海に開かれた小さな王国は、中国や日本、東南アジアを結ぶ交易で栄え、独自の文化を花ひらかせました。約450年の物語を、主役となった人物と転機になった出来事からたどります。

琉球王国の歴史は、争い・統一・繁栄・服属・終焉という大きな流れで捉えると見通しがよくなります。
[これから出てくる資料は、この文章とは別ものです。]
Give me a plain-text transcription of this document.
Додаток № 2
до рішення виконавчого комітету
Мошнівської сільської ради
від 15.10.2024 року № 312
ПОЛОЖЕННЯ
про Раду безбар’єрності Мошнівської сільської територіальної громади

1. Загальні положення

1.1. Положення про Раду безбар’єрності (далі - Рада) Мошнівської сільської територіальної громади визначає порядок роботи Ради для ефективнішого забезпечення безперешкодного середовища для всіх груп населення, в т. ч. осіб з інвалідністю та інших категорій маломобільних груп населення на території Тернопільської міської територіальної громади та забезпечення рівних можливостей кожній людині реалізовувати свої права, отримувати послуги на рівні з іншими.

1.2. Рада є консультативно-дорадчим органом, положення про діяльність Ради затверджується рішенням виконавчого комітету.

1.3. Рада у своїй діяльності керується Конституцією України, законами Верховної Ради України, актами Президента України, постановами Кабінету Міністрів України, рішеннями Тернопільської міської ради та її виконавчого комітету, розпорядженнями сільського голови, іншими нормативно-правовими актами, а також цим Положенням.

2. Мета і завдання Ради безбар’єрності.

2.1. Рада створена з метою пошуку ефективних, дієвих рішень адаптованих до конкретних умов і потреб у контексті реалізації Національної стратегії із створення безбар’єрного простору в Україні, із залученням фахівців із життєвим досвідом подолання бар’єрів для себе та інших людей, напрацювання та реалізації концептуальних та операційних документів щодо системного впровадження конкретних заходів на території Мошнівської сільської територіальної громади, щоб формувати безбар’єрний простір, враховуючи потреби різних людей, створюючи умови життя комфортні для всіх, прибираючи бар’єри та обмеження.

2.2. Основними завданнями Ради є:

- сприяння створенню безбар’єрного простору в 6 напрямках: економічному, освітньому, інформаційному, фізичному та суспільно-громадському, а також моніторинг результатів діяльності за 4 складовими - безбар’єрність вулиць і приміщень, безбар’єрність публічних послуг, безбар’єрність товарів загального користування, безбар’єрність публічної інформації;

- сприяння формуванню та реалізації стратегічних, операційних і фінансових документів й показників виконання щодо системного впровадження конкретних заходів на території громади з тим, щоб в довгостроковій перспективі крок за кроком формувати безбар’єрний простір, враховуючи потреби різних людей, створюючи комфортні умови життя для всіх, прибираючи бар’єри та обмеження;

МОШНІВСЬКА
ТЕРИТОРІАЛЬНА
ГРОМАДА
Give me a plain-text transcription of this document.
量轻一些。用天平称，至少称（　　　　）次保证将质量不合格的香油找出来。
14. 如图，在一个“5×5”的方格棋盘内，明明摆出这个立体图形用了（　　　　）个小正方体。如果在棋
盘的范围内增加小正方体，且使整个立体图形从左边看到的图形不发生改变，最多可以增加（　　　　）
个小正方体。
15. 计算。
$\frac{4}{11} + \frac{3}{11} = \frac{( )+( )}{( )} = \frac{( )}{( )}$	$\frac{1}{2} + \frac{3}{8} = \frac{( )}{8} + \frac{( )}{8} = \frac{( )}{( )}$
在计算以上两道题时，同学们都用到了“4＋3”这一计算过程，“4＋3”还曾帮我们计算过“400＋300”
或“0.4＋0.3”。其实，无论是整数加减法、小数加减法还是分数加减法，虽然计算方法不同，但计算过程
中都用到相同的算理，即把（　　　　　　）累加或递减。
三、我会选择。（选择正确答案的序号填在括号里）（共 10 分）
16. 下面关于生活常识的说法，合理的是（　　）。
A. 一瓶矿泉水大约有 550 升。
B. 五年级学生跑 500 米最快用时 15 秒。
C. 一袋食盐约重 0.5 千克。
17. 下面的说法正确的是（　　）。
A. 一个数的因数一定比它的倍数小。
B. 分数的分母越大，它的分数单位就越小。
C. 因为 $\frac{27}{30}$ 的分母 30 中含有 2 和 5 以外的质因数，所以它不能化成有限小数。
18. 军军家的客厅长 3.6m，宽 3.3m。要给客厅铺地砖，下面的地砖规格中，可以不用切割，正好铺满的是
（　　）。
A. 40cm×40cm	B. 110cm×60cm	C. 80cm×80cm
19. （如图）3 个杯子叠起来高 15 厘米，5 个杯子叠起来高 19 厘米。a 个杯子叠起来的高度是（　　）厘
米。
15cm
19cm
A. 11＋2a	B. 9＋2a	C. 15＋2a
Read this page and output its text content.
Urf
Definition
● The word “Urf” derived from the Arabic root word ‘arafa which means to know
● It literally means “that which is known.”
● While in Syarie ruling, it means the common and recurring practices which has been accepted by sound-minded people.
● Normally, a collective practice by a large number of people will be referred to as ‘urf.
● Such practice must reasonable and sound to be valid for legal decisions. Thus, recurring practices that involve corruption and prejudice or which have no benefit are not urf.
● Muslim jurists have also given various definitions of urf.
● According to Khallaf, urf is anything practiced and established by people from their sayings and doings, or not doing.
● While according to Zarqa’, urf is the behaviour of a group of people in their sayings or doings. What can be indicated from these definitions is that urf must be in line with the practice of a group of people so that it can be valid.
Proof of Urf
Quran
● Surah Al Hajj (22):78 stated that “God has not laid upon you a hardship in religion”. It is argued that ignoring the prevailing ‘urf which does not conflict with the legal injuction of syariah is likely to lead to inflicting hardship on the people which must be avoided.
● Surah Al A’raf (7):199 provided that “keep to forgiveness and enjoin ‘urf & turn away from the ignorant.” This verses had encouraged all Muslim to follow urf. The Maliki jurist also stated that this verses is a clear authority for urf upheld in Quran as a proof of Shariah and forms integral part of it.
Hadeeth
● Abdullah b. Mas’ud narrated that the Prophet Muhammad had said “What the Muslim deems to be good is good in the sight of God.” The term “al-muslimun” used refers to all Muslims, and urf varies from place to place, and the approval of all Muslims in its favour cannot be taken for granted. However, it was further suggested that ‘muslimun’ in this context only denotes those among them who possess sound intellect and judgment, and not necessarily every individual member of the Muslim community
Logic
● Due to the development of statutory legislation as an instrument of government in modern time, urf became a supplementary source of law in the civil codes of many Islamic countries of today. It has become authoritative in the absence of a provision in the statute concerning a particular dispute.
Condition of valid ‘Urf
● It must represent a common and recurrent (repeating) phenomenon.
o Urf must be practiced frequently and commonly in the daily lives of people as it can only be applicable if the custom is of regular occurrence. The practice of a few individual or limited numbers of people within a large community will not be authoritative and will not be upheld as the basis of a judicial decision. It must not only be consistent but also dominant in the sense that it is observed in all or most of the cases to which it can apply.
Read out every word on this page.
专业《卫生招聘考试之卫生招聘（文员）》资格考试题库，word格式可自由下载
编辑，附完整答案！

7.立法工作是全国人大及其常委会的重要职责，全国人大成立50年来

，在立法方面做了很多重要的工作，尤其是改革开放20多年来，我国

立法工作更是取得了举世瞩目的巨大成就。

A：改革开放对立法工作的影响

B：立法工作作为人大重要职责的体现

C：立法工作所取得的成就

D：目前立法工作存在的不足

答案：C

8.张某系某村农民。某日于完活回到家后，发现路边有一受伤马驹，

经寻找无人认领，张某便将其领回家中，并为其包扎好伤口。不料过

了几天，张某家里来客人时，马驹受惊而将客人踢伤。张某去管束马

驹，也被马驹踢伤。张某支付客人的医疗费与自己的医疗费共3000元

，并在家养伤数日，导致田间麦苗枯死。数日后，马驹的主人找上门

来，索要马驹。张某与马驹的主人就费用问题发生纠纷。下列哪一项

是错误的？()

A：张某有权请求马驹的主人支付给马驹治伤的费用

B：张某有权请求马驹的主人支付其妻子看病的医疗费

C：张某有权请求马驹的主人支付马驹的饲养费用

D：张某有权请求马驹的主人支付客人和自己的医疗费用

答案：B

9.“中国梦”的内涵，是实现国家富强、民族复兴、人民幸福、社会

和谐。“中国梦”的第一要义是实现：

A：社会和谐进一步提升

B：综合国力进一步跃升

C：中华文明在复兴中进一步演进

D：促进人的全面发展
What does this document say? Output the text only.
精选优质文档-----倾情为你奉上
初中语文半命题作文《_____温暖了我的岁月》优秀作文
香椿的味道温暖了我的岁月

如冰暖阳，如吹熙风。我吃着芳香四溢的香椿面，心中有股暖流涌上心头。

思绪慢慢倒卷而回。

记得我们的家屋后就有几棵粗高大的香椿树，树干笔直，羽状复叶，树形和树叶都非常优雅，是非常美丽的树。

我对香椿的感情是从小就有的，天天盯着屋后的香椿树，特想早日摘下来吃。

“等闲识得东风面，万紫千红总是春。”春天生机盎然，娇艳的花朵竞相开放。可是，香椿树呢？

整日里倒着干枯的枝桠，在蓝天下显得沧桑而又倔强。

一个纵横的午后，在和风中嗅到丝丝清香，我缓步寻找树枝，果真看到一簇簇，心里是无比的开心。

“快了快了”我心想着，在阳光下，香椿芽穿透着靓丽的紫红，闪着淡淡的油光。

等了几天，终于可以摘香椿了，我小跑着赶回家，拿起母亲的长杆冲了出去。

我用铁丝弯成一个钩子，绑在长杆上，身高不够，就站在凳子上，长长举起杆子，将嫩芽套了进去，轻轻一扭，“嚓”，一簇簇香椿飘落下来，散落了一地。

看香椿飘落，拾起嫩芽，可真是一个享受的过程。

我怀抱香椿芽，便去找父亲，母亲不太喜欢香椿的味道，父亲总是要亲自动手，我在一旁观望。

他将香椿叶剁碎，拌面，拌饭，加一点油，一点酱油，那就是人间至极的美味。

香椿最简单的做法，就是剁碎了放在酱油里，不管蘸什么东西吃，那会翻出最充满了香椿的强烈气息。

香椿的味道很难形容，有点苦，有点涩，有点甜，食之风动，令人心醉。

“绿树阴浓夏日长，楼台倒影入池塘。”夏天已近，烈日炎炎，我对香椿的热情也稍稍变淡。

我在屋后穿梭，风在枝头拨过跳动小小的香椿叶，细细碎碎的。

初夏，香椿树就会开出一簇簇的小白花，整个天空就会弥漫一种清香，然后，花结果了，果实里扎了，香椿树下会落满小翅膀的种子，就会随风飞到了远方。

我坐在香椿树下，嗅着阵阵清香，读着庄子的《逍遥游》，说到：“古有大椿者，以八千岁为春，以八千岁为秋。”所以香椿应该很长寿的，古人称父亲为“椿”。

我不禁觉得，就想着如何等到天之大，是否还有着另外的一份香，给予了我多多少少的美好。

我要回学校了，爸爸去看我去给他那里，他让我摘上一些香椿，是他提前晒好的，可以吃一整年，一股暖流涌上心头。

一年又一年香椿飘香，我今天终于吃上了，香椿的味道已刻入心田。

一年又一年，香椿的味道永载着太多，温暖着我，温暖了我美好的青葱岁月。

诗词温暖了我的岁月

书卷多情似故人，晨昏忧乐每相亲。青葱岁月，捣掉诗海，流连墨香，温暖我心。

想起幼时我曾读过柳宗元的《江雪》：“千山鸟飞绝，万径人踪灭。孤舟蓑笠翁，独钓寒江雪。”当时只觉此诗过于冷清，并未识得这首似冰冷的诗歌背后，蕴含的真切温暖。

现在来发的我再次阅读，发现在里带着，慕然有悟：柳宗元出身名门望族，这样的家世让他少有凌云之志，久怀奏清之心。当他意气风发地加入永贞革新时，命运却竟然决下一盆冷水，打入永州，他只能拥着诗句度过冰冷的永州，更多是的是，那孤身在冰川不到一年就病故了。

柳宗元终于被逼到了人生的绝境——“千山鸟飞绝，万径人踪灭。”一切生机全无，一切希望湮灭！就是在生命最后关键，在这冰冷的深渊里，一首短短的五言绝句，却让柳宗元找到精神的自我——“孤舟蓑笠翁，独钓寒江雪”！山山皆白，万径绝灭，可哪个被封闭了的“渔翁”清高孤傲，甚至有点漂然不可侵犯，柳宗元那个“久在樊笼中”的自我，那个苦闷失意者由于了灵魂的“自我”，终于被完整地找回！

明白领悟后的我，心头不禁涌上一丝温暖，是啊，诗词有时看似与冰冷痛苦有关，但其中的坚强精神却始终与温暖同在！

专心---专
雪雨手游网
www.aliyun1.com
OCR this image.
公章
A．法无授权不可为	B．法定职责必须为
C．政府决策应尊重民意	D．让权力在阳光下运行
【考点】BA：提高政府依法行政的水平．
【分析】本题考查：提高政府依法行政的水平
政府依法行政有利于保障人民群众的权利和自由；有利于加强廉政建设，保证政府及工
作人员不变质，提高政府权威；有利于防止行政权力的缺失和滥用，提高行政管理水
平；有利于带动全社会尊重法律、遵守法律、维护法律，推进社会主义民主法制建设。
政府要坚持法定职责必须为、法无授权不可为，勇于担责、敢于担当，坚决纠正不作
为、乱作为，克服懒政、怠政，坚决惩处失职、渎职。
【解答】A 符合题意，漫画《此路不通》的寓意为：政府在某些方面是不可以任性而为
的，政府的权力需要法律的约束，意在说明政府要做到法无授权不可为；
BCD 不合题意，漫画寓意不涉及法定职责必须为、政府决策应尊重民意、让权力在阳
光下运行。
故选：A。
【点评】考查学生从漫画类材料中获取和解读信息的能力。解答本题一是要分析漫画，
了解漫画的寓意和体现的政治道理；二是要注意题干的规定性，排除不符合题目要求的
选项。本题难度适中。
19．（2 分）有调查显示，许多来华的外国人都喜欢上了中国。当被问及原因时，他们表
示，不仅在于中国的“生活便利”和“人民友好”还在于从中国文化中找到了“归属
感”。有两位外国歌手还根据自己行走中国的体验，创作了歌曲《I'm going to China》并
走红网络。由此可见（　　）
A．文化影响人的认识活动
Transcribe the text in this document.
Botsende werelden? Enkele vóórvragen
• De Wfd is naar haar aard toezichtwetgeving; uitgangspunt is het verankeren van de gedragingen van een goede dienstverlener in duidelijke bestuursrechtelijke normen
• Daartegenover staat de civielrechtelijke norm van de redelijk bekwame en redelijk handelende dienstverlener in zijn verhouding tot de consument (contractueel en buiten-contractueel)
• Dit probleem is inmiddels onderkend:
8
ここでは時代の節目ごとに、鍵を握った人物と出来事を取り上げます。

王国を動かした人物と転機

三山時代さんざんじだい

14世紀/北山・中山・南山

統一前の沖縄本島は、北山・中山・南山という三つの勢力に分かれて争っていました。それぞれが中国(明)と交易し、競い合っていた時代です。

出典:首里城公園 公式(沖縄美ら島財団)

尚巴志しょうはし

1429年/三山を統一

中山の勢力を率いた尚巴志は、長い年月をかけて段階的に北山・南山を破り、1429年までに三山を一つにまとめたとされます。これが琉球王国の始まりで、その王統は第一尚氏と呼ばれます。

出典:沖縄県公式ホームページ

尚円王しょうえんおう

1470年/第二尚氏の祖

もとは金丸と名乗った人物で、政変を経て1470年に即位し、新たな王統(第二尚氏)を開きました。以後の国王はこの家系から続きます。

出典:首里城公園 公式(沖縄美ら島財団)

尚真王しょうしんおう

15〜16世紀/王国の最盛期

第二尚氏の三代目で、長い治世のあいだに地方の按司を首里へ集めて支配を固め、祭祀や身分の制度を整えました。王国の黄金期を築いた王とされます。

出典:首里城公園 公式(沖縄美ら島財団)

薩摩侵攻さつましんこう

1609年/島津氏の進攻

1609年、薩摩藩(島津氏)が兵を送って琉球を制圧しました。以後の王国は、中国へ朝貢しながら薩摩の支配も受けるという、二つに従う立場に置かれます。

出典:沖縄県公式ホームページ

琉球処分りゅうきゅうしょぶん

1879年/沖縄県の設置

明治政府は1879年、軍と警察を動かして琉球藩を廃し、沖縄県を置きました。これにより琉球王国は幕を閉じ、最後の国王・尚泰は東京へ移されました。

出典:沖縄県公式ホームページ

よくある質問

琉球王国はいつからいつまで続いたのですか?

三山が統一された1429年から、沖縄県が置かれた1879年までが目安です。およそ450年にわたって続きました。

なぜ中国と日本の両方に従っていたのですか?

1609年の薩摩侵攻のあとも、中国との朝貢貿易は大きな利益と権威をもたらしたため、王国は両方との関係を保つ道を選びました。これを日中両属といいます。

国王の名前がそろって「尚」なのはなぜですか?

「尚」は王家の姓にあたります。第一尚氏・第二尚氏という別々の家系がありますが、どちらも王統として「尚」を名乗りました。

琉球王国の都はどこでしたか?

首里(現在の那覇市首里)です。首里城を中心に、政治・外交・祭祀・芸能が営まれました。

出典・参考

※ 由来に諸説あるものは「諸説あり」として記載しています。読み・由来は公開情報にもとづきますが、最新の情報は各出典でご確認ください。